My horse's hoof measurements are at the top of one size chart (which is also the bottom of the next size chart). Which size should I choose?
Generally, we recommend choosing the smaller size, since boots usually work best when there is a snug fit, especially in the width.

My horses' measurements don't match the chart exactly. The width for
one size is correct, but his length is for another size. Which size should
I choose?
If the length is from the higher size, get the higher size. And you may want to use inserts to make sure that the width fits well.

If your horse's width measurement is from the higher size, this is probably not the best boot for your horse. The Easyboot Trail works best on horses that are somewhat longer than wide, and will accommodate horses with fairly round hooves or slightly longer hooves. It is not recommended for horses whose hooves are much wider than they are long.

Should I get a larger size if I'm going to be using comfort pads?
If you use the pads that we sell, they are designed to fit inside the boot
and will not alter the size. So go ahead and order the proper size based on
the sizing charts on our Measuring Instructions page.

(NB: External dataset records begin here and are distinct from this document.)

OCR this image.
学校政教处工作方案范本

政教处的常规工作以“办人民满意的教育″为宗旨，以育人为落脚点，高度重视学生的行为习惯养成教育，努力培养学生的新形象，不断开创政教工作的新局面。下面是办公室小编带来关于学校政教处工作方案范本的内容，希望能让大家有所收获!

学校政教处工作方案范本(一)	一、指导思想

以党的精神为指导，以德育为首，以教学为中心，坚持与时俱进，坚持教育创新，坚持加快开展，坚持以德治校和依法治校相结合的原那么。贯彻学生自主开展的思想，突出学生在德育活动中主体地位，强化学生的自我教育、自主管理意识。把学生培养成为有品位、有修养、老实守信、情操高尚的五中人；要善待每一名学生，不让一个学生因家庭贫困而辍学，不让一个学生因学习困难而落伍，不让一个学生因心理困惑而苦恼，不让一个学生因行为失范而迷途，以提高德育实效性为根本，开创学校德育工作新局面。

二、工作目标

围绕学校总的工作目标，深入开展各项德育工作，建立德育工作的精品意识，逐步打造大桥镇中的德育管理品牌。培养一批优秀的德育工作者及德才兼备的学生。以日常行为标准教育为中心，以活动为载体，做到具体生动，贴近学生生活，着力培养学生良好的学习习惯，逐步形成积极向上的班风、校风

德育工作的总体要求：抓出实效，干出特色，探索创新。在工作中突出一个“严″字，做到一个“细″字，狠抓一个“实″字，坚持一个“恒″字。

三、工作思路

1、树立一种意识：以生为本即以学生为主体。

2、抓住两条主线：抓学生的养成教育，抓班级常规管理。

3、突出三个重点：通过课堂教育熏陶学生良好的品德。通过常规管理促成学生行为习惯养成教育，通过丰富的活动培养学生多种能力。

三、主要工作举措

How can I be sure that the boot is fitting properly?
The boots will come with a detailed fitting guide with instructions for fitting
the boot correctly. Once the boot is securely on the hoof, a good test is to
grasp the boot firmly with hands on either side of the boot and try to turn
it. If it doesn't turn at all or shifts very slightly, it is probably a good fit. If
the boot turns then it is too loose. A too-loose boot is either too big (check your measurements again) or requires inserts on either side to get a snug

What if my horse's right hoof takes a different size than his left hoof?
No problem! The Easyboot Trail is sold individually, so you can order each boot of the proper size. It may also be necessary to add inserts to one boot but not the other.

Do I need to boot all four hooves?
Most horses only need to be booted on the front hooves, but it will depend
on several factors. If your horse is tender-footed in the rear for any reason, or if you will be trail riding in terrain that your horse is not conditioned for,
then rear boots may be required. For instance, horses who are successfully barefoot in a pasture may need boots when trail riding over particularly rocky terrain or other challenging trail conditions.